© Gleb Garanich / Reuters
There are a "lot of f*cking Nazi sympathizers" in Ukraine,
but reports of widespread right-wing extremism are "propaganda," according to a black journalist who shared his experiences in the country on Twitter.
Terrell J. Starr,
a reporter for The Root, took to Twitter
to explain the "challenges of being black" in Ukraine. The US journalist noted that he rarely shares the "f*cked up sh*t" he experiences while working in Ukraine because his encounters with race issues in the country have been "mostly positive" and therefore "the bad ones don't always register." Starr said that 90 percent of the attention he gets for being black in Ukraine is positive,
but "the 10 percent is very, very bad.

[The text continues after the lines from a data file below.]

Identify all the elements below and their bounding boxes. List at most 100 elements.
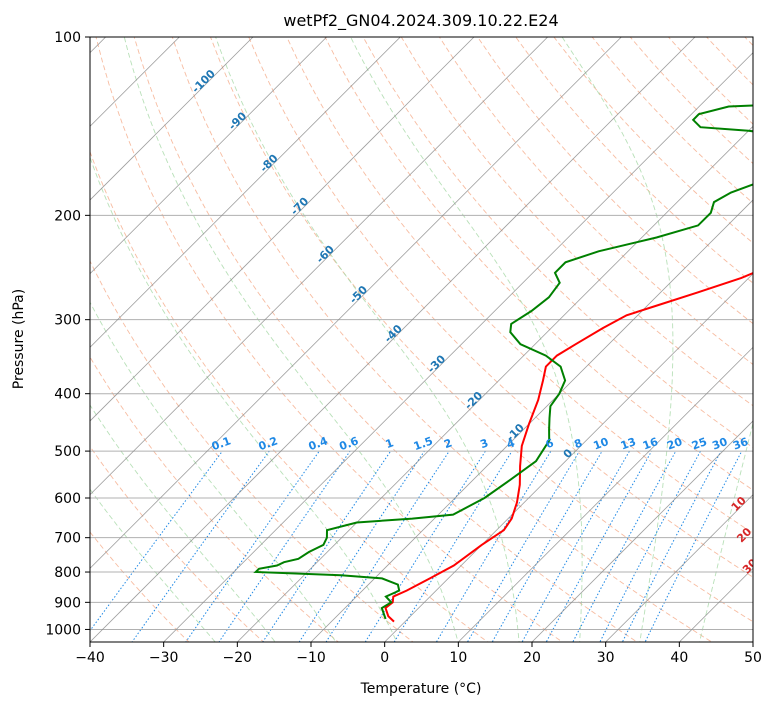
mixing-ratio-label: 36 bbox=[731, 435, 750, 453]
dry-adiabat bbox=[171, 37, 713, 642]
isotherm-gridline bbox=[531, 420, 753, 642]
mixing-ratio-line bbox=[90, 450, 223, 632]
temperature-profile-line bbox=[384, 272, 753, 623]
mixing-ratio-line bbox=[262, 450, 392, 642]
mixing-ratio-label: 0.6 bbox=[338, 434, 361, 453]
isotherm-gridline bbox=[0, 10, 59, 654]
mixing-ratio-label: 25 bbox=[690, 435, 709, 452]
isotherm-label: -20 bbox=[462, 389, 485, 412]
moist-adiabat bbox=[90, 156, 398, 642]
x-axis-label: Temperature (°C) bbox=[360, 681, 482, 697]
y-tick-label: 500 bbox=[54, 444, 81, 460]
mixing-ratio-line bbox=[491, 450, 603, 642]
dry-adiabat bbox=[90, 531, 190, 642]
dry-adiabat bbox=[667, 37, 753, 125]
isotherm-gridline bbox=[605, 494, 753, 642]
y-tick-label: 400 bbox=[54, 387, 81, 403]
dry-adiabat bbox=[248, 37, 753, 578]
dry-adiabat bbox=[90, 445, 265, 642]
dry-adiabat bbox=[90, 259, 414, 642]
grid-lines bbox=[0, 10, 753, 654]
x-tick-label: −30 bbox=[149, 650, 179, 666]
isotherm-gridline bbox=[90, 37, 180, 127]
y-tick-label: 300 bbox=[54, 313, 81, 329]
mixing-ratio-label: 3 bbox=[478, 436, 490, 451]
y-tick-label: 900 bbox=[54, 595, 81, 611]
mixing-ratio-label: 0.2 bbox=[257, 434, 280, 453]
isotherm-gridline bbox=[90, 37, 475, 422]
isotherm-gridline bbox=[236, 125, 753, 642]
mixing-ratio-line bbox=[185, 450, 320, 642]
mixing-ratio-line bbox=[644, 450, 743, 642]
isotherm-label: -50 bbox=[347, 283, 370, 306]
theta-label: 40 bbox=[756, 584, 775, 604]
x-tick-label: 10 bbox=[449, 650, 467, 666]
moist-adiabat bbox=[561, 37, 674, 642]
y-axis-label: Pressure (hPa) bbox=[11, 289, 27, 389]
isotherm-label: -70 bbox=[288, 194, 311, 217]
moist-adiabat bbox=[90, 301, 337, 642]
dry-adiabat bbox=[90, 356, 339, 642]
mixing-ratio-label: 2 bbox=[442, 436, 454, 451]
isotherm-gridline bbox=[384, 273, 753, 642]
mixing-ratio-label: 1.5 bbox=[412, 434, 435, 453]
mixing-ratio-label: 16 bbox=[641, 435, 660, 453]
x-tick-label: 20 bbox=[523, 650, 541, 666]
isotherm-gridline bbox=[90, 37, 549, 496]
moist-adiabat bbox=[90, 488, 216, 642]
isotherm-gridline bbox=[163, 52, 753, 642]
isotherm-gridline bbox=[90, 37, 401, 348]
mixing-ratio-label: 4 bbox=[505, 436, 517, 451]
x-tick-label: −20 bbox=[223, 650, 253, 666]
dry-adiabat bbox=[324, 37, 753, 491]
line-labels: -100-90-80-70-60-50-40-30-20-1000.1 0.2 0.… bbox=[189, 67, 775, 604]
x-tick-label: 0 bbox=[380, 650, 389, 666]
isotherm-gridline bbox=[90, 37, 254, 201]
y-tick-label: 200 bbox=[54, 208, 81, 224]
mixing-ratio-line bbox=[393, 450, 513, 642]
isotherm-label: -40 bbox=[382, 322, 405, 345]
x-tick-label: −10 bbox=[296, 650, 326, 666]
moist-adiabat bbox=[123, 37, 459, 642]
theta-label: 10 bbox=[729, 494, 749, 514]
dry-adiabat bbox=[362, 37, 753, 449]
mixing-ratio-label: 13 bbox=[619, 435, 638, 452]
x-tick-label: 30 bbox=[597, 650, 615, 666]
isotherm-gridline bbox=[90, 37, 622, 569]
profile-lines bbox=[253, 104, 753, 623]
chart-title: wetPf2_GN04.2024.309.10.22.E24 bbox=[283, 11, 558, 31]
isotherm-label: -60 bbox=[314, 242, 337, 265]
isotherm-label: -90 bbox=[226, 109, 249, 132]
dry-adiabat bbox=[477, 37, 753, 325]
mixing-ratio-line bbox=[545, 450, 653, 642]
mixing-ratio-label: 0.4 bbox=[307, 434, 330, 453]
mixing-ratio-label: 1 bbox=[384, 436, 396, 451]
dry-adiabat bbox=[515, 37, 753, 284]
x-tick-label: 40 bbox=[670, 650, 688, 666]
y-tick-label: 100 bbox=[54, 30, 81, 46]
mixing-ratio-line bbox=[621, 450, 722, 642]
dry-adiabat bbox=[90, 150, 489, 642]
x-tick-label: 50 bbox=[744, 650, 762, 666]
isotherm-gridline bbox=[90, 37, 696, 642]
x-tick-label: −40 bbox=[75, 650, 105, 666]
y-tick-label: 600 bbox=[54, 491, 81, 507]
mixing-ratio-label: 0.1 bbox=[210, 434, 233, 453]
y-tick-label: 1000 bbox=[45, 622, 81, 638]
mixing-ratio-line bbox=[325, 450, 450, 642]
x-axis: −40 −30 −20 −10 0 10 20 30 40 50 bbox=[75, 642, 762, 666]
mixing-ratio-label: 10 bbox=[592, 435, 611, 453]
mixing-ratio-label: 8 bbox=[572, 436, 584, 451]
mixing-ratio-line bbox=[298, 450, 425, 642]
y-tick-label: 700 bbox=[54, 531, 81, 547]
isotherm-label: -80 bbox=[257, 152, 280, 175]
isotherm-label: -100 bbox=[189, 67, 218, 96]
dry-adiabat bbox=[756, 10, 775, 654]
isotherm-label: -30 bbox=[425, 352, 448, 375]
y-tick-label: 800 bbox=[54, 565, 81, 581]
dry-adiabat bbox=[286, 37, 753, 534]
theta-label: 20 bbox=[734, 525, 754, 545]
mixing-ratio-line bbox=[599, 450, 701, 642]
isotherm-gridline bbox=[310, 199, 753, 642]
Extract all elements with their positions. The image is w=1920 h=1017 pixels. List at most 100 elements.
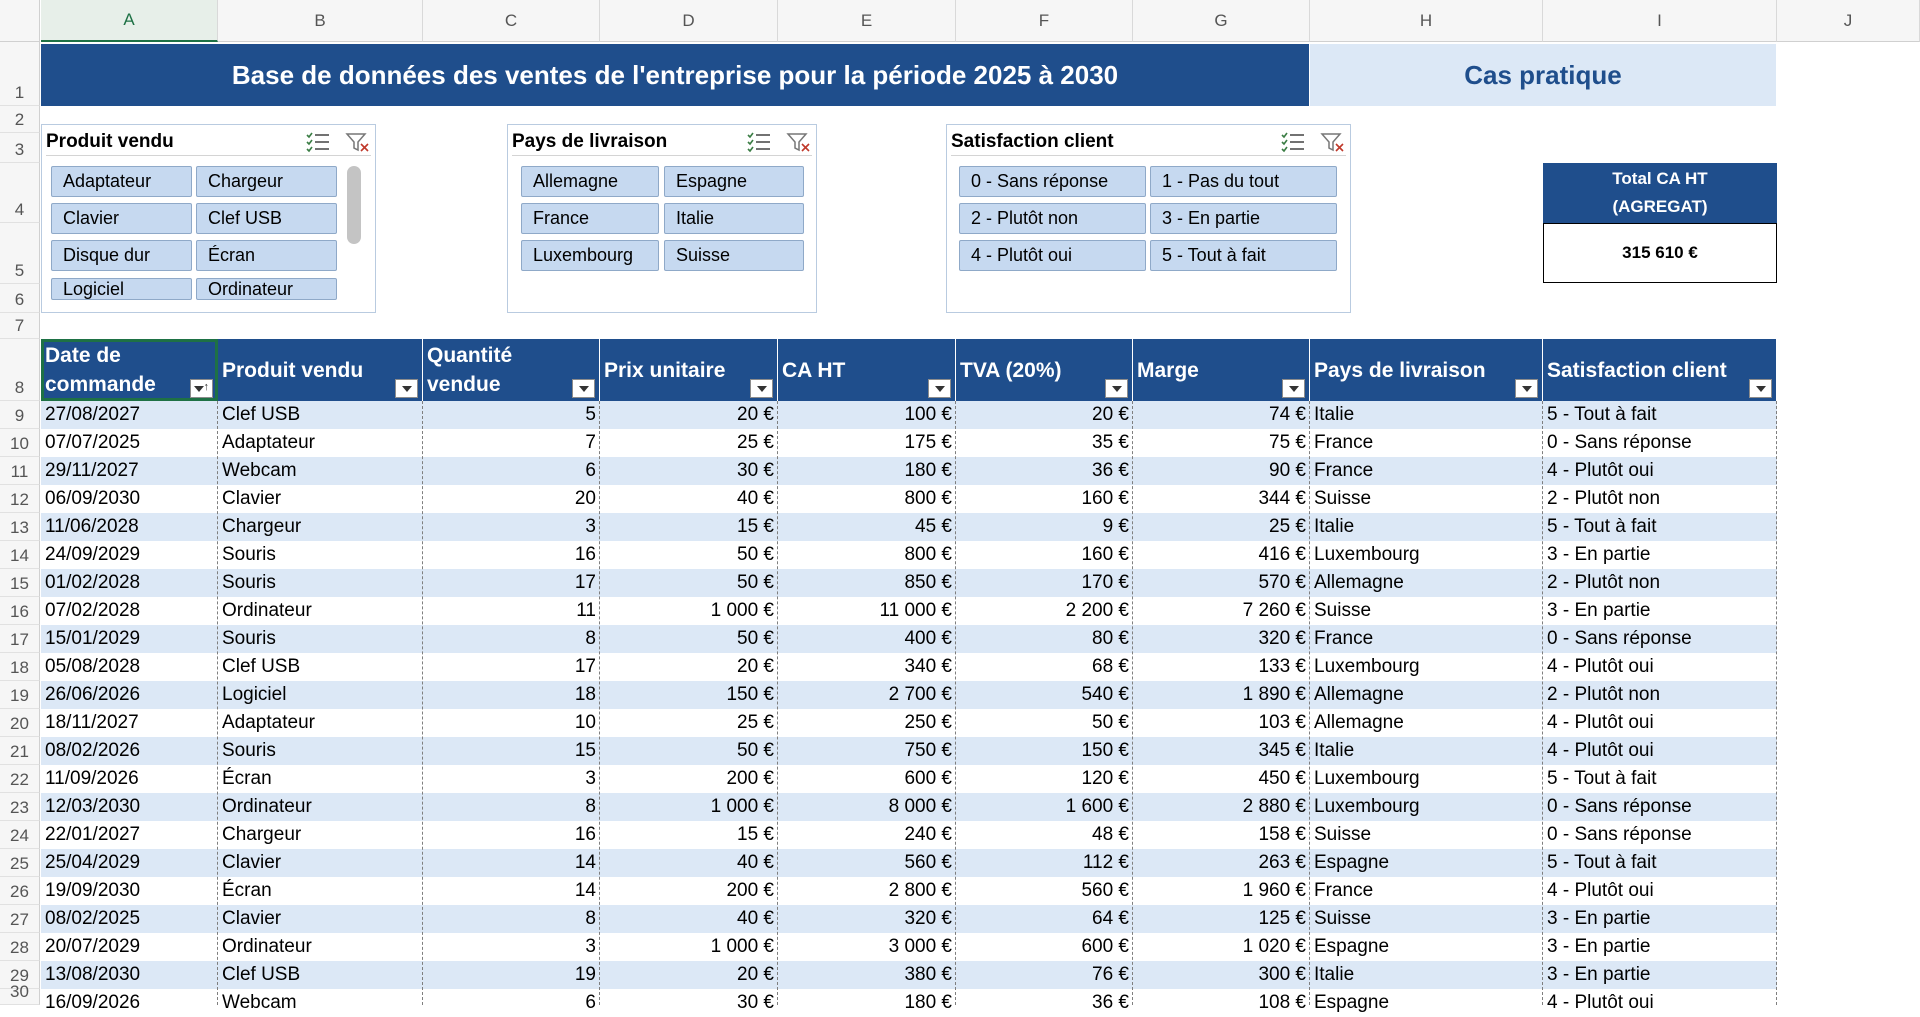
table-cell[interactable]: 16/09/2026 <box>45 992 141 1013</box>
table-cell[interactable]: 9 € <box>1102 516 1129 537</box>
table-cell[interactable]: 540 € <box>1081 684 1129 705</box>
table-cell[interactable]: Clef USB <box>222 404 301 425</box>
table-cell[interactable]: Webcam <box>222 992 297 1013</box>
table-cell[interactable]: 0 - Sans réponse <box>1547 824 1692 845</box>
slicer-item-adaptateur[interactable]: Adaptateur <box>51 166 192 197</box>
table-cell[interactable]: 6 <box>585 460 596 481</box>
table-cell[interactable]: Souris <box>222 628 276 649</box>
table-cell[interactable]: 30 € <box>737 460 774 481</box>
table-cell[interactable]: 16 <box>574 824 596 845</box>
table-cell[interactable]: 40 € <box>737 488 774 509</box>
table-cell[interactable]: 560 € <box>1081 880 1129 901</box>
table-cell[interactable]: 4 - Plutôt oui <box>1547 992 1654 1013</box>
table-cell[interactable]: Espagne <box>1314 992 1390 1013</box>
table-cell[interactable]: 1 000 € <box>710 936 774 957</box>
row-header-26[interactable]: 26 <box>0 877 40 905</box>
row-header-19[interactable]: 19 <box>0 681 40 709</box>
filter-dropdown-icon[interactable] <box>1105 379 1128 398</box>
table-cell[interactable]: Adaptateur <box>222 712 315 733</box>
table-cell[interactable]: 1 890 € <box>1242 684 1306 705</box>
row-header-1[interactable]: 1 <box>0 42 40 106</box>
table-cell[interactable]: 170 € <box>1081 572 1129 593</box>
table-cell[interactable]: 90 € <box>1269 460 1306 481</box>
table-cell[interactable]: 850 € <box>904 572 952 593</box>
table-cell[interactable]: 0 - Sans réponse <box>1547 628 1692 649</box>
table-cell[interactable]: 27/08/2027 <box>45 404 141 425</box>
table-header-tva-20-[interactable]: TVA (20%) <box>956 339 1133 401</box>
table-cell[interactable]: 2 - Plutôt non <box>1547 488 1661 509</box>
table-cell[interactable]: 4 - Plutôt oui <box>1547 880 1654 901</box>
row-header-29[interactable]: 29 <box>0 961 40 989</box>
table-cell[interactable]: 800 € <box>904 488 952 509</box>
table-cell[interactable]: Souris <box>222 740 276 761</box>
table-cell[interactable]: 06/09/2030 <box>45 488 141 509</box>
slicer-item-luxembourg[interactable]: Luxembourg <box>521 240 659 271</box>
table-cell[interactable]: Espagne <box>1314 852 1390 873</box>
table-cell[interactable]: 5 - Tout à fait <box>1547 768 1657 789</box>
table-cell[interactable]: 50 € <box>737 740 774 761</box>
slicer-item-suisse[interactable]: Suisse <box>664 240 804 271</box>
table-cell[interactable]: 344 € <box>1258 488 1306 509</box>
table-cell[interactable]: 35 € <box>1092 432 1129 453</box>
table-cell[interactable]: 10 <box>574 712 596 733</box>
table-cell[interactable]: 36 € <box>1092 460 1129 481</box>
table-cell[interactable]: 64 € <box>1092 908 1129 929</box>
table-cell[interactable]: 160 € <box>1081 488 1129 509</box>
table-cell[interactable]: 750 € <box>904 740 952 761</box>
table-cell[interactable]: 15 € <box>737 824 774 845</box>
table-cell[interactable]: Luxembourg <box>1314 656 1420 677</box>
table-header-quantit-vendue[interactable]: Quantité vendue <box>423 339 600 401</box>
row-header-7[interactable]: 7 <box>0 313 40 339</box>
table-cell[interactable]: 19 <box>574 964 596 985</box>
table-cell[interactable]: 150 € <box>726 684 774 705</box>
table-cell[interactable]: 5 - Tout à fait <box>1547 852 1657 873</box>
table-cell[interactable]: Ordinateur <box>222 936 312 957</box>
slicer-scrollbar[interactable] <box>347 166 361 244</box>
row-header-14[interactable]: 14 <box>0 541 40 569</box>
filter-dropdown-icon[interactable] <box>1749 379 1772 398</box>
row-header-4[interactable]: 4 <box>0 163 40 223</box>
table-cell[interactable]: 570 € <box>1258 572 1306 593</box>
table-cell[interactable]: 76 € <box>1092 964 1129 985</box>
table-cell[interactable]: 600 € <box>904 768 952 789</box>
table-cell[interactable]: 5 - Tout à fait <box>1547 404 1657 425</box>
table-cell[interactable]: 15/01/2029 <box>45 628 141 649</box>
table-cell[interactable]: Souris <box>222 544 276 565</box>
row-header-17[interactable]: 17 <box>0 625 40 653</box>
table-header-ca-ht[interactable]: CA HT <box>778 339 956 401</box>
clear-filter-icon[interactable] <box>786 131 812 153</box>
clear-filter-icon[interactable] <box>345 131 371 153</box>
table-cell[interactable]: 3 - En partie <box>1547 600 1651 621</box>
table-cell[interactable]: Luxembourg <box>1314 544 1420 565</box>
row-header-25[interactable]: 25 <box>0 849 40 877</box>
slicer-item-italie[interactable]: Italie <box>664 203 804 234</box>
table-cell[interactable]: Luxembourg <box>1314 768 1420 789</box>
table-cell[interactable]: 120 € <box>1081 768 1129 789</box>
table-cell[interactable]: 400 € <box>904 628 952 649</box>
slicer-item-france[interactable]: France <box>521 203 659 234</box>
table-cell[interactable]: 3 - En partie <box>1547 544 1651 565</box>
table-cell[interactable]: 2 700 € <box>888 684 952 705</box>
table-header-prix-unitaire[interactable]: Prix unitaire <box>600 339 778 401</box>
row-header-16[interactable]: 16 <box>0 597 40 625</box>
table-cell[interactable]: 320 € <box>904 908 952 929</box>
table-cell[interactable]: 20/07/2029 <box>45 936 141 957</box>
table-cell[interactable]: 25 € <box>737 432 774 453</box>
table-cell[interactable]: Écran <box>222 768 272 789</box>
table-cell[interactable]: 2 - Plutôt non <box>1547 684 1661 705</box>
table-cell[interactable]: 250 € <box>904 712 952 733</box>
table-cell[interactable]: 3 000 € <box>888 936 952 957</box>
table-cell[interactable]: Clavier <box>222 908 282 929</box>
slicer-item-2-plut-t-non[interactable]: 2 - Plutôt non <box>959 203 1146 234</box>
table-cell[interactable]: 50 € <box>737 572 774 593</box>
table-cell[interactable]: Suisse <box>1314 488 1372 509</box>
table-cell[interactable]: 8 <box>585 908 596 929</box>
table-cell[interactable]: 1 000 € <box>710 796 774 817</box>
slicer-item-clef-usb[interactable]: Clef USB <box>196 203 337 234</box>
row-header-27[interactable]: 27 <box>0 905 40 933</box>
row-header-8[interactable]: 8 <box>0 339 40 401</box>
table-cell[interactable]: Clef USB <box>222 656 301 677</box>
table-cell[interactable]: 3 - En partie <box>1547 936 1651 957</box>
table-cell[interactable]: 48 € <box>1092 824 1129 845</box>
table-header-satisfaction-client[interactable]: Satisfaction client <box>1543 339 1777 401</box>
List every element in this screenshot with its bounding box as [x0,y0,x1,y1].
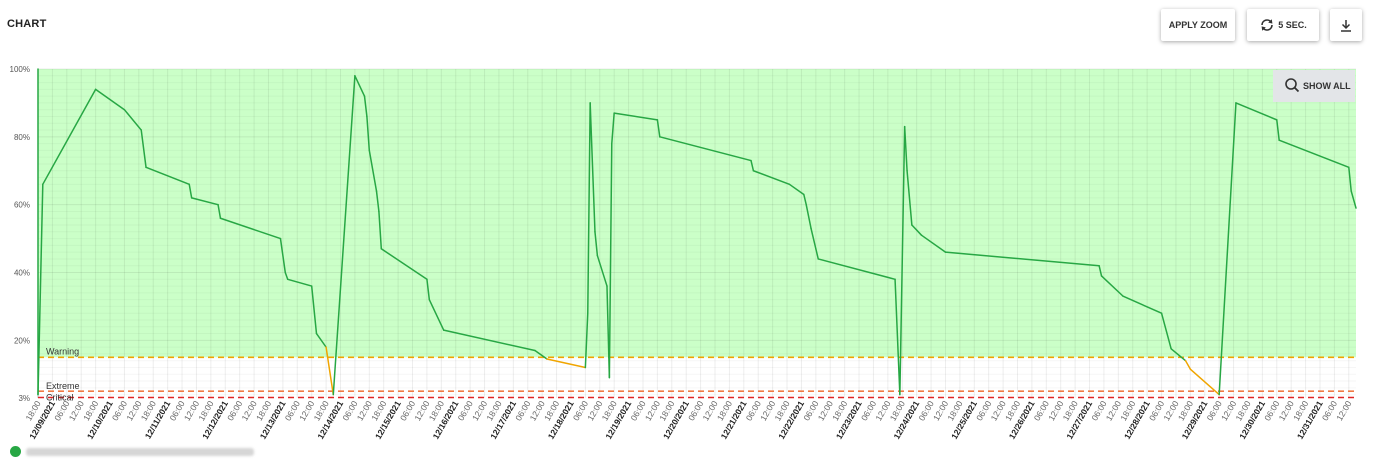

And recently, I have felt some bad vibes during my travels to Ukraine."
He recounted several run-ins with this unsavory minority, including one instance in the western Ukrainian city of Yaremche, in which a man "drove by and spit at me as he threw up the Heil Hitler salute." In a similarly unpleasant encounter in downtown Kiev, Starr said that he was threatened by "right-wing extremists" who claimed to be members of the Azov Battalion - a right-wing, Nazi-rune-bedazzled punitive battalion which was incorporated into the National Guard of Ukraine in 2014.